Hey, better WiFi and connectivity is cool and all, but if that’s your big marketing strategy, you’ve done more than gone off the road. No, you decided to launch it into a ditch and torch the car. Seriously, better workflow connectivity should be an ‘oh yeah, we got this’ marketing spec. Not hot damn, we have 2.4Ghz and 5Ghz WiFi. Ok, so the $500 adapter professionals bought for the D5 is now a paperweight? 

Yep. We all understand why this press release dropped at midnight. 

I forgot about the supposedly revolutionary autofocus system. Those 105 focus points are less than the D5’s 153-point AF system. But Nikon promises it’s “the most powerful AF system in Nikon’s history.” We shall see. Then there’s the same 20.8-megapixel sensor from the D5. Not saying it needs a massive megapixel leap, but a change would be welcome and differentiate the camera from the crowd. 

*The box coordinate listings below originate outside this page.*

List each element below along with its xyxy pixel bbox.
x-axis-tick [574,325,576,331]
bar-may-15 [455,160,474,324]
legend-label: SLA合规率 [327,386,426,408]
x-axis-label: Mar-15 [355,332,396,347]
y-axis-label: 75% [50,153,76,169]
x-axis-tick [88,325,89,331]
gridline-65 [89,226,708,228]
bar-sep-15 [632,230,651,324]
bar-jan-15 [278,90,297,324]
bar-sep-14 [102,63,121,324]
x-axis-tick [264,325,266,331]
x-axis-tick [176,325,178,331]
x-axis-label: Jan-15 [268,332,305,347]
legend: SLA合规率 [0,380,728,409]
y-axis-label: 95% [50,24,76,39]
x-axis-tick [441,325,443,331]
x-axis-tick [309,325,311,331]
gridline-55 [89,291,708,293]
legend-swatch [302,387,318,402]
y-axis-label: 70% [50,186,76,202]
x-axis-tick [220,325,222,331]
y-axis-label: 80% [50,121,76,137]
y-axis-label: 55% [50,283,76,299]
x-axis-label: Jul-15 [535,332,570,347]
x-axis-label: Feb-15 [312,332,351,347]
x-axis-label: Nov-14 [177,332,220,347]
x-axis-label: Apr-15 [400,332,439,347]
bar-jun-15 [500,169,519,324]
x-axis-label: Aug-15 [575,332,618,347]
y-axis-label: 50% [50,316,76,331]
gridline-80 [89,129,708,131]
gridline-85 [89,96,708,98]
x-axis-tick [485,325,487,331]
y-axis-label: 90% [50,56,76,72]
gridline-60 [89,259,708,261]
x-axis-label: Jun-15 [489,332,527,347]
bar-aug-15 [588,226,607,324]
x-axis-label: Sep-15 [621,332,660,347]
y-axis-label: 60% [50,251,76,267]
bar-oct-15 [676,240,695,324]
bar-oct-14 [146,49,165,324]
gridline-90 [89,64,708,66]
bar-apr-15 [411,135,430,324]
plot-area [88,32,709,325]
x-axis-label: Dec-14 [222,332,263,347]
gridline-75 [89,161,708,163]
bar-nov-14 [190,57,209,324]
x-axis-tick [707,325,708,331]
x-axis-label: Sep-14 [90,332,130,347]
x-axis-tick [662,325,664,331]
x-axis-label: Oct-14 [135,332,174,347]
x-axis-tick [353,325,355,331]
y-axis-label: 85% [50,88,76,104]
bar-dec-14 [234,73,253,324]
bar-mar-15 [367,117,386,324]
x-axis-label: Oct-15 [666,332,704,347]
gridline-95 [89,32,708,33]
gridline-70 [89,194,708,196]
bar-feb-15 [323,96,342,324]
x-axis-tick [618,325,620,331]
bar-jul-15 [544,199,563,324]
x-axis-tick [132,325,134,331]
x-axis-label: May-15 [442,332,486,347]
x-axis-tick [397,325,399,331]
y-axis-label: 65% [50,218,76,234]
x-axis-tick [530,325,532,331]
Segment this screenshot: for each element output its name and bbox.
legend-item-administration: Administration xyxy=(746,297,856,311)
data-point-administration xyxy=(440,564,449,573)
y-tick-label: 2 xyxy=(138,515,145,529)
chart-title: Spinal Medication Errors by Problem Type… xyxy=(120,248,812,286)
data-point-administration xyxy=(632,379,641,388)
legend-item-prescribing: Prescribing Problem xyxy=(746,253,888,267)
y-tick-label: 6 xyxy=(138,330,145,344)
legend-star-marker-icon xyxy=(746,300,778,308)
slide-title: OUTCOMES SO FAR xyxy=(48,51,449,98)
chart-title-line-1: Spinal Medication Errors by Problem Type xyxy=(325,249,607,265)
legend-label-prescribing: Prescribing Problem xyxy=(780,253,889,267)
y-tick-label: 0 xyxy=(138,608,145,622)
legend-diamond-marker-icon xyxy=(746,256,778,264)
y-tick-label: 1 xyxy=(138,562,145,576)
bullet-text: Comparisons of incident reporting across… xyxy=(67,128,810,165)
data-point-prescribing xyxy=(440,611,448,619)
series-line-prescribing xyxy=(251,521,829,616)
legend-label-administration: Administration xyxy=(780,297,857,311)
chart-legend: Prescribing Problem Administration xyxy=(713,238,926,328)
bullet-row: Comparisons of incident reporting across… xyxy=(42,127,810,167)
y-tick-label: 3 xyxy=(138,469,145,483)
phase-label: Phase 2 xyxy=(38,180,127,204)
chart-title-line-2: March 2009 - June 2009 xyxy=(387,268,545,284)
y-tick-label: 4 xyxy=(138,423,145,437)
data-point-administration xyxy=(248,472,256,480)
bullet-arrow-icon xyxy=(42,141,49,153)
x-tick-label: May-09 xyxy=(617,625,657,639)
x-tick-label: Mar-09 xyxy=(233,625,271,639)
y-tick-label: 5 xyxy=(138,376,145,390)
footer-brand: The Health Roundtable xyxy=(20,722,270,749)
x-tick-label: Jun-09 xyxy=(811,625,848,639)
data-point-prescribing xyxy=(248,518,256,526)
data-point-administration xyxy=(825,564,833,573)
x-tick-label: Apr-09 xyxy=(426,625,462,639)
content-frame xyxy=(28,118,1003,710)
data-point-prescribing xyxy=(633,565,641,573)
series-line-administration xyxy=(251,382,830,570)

Other specs saw a marginal boost with fps hitting 14, up from 12 using the mechanical shutter. Nikon’s ‘silent mode’ can achieve 10.5fps with the electronic shutter. That’s solid until you see the specs of the Sony a9 II and Canon 1DX III. Also known as the competition. It’s here the specs fall flat with both hitting 20fps.

If Nikon priced the D6 lower than the 1DX III, we could argue about video features. Do professional photographers need 5.5K RAW? No. However, the cameras sharing the same price you enter the territory of ‘why not?’ Canon has it. 

Nikon? 4K at 30fps. Yeah, that’s not a good look. Though the press release was sure to tout the ability 2MP and 8MP stills when recording in 1080p and 4K, respectively. If we can all agree professional photographers don’t need 5.5K RAW video, we can damn sure agree they won’t be pulling 2MP stills and sending them to the various wire services. 

It’s not that the D6 is a bad camera. On the contrary, it’s definitely a flagship. The issue is when compared to competitors, it comes off as Nikon being about 2-3 years behind the times. In a market facing severe headwinds, that’s not what you want to present to your legion of fans and professional users. Yeah, having USB-C is cool, but that’s not going to push me over the edge to buy the Nikon D6. 

It should have competed with the 1DX III in terms of video, even if the video functions are way overdone for a sports camera. Without some excitement, Nikon is quickly running the risk of being an also-ran over a market leader.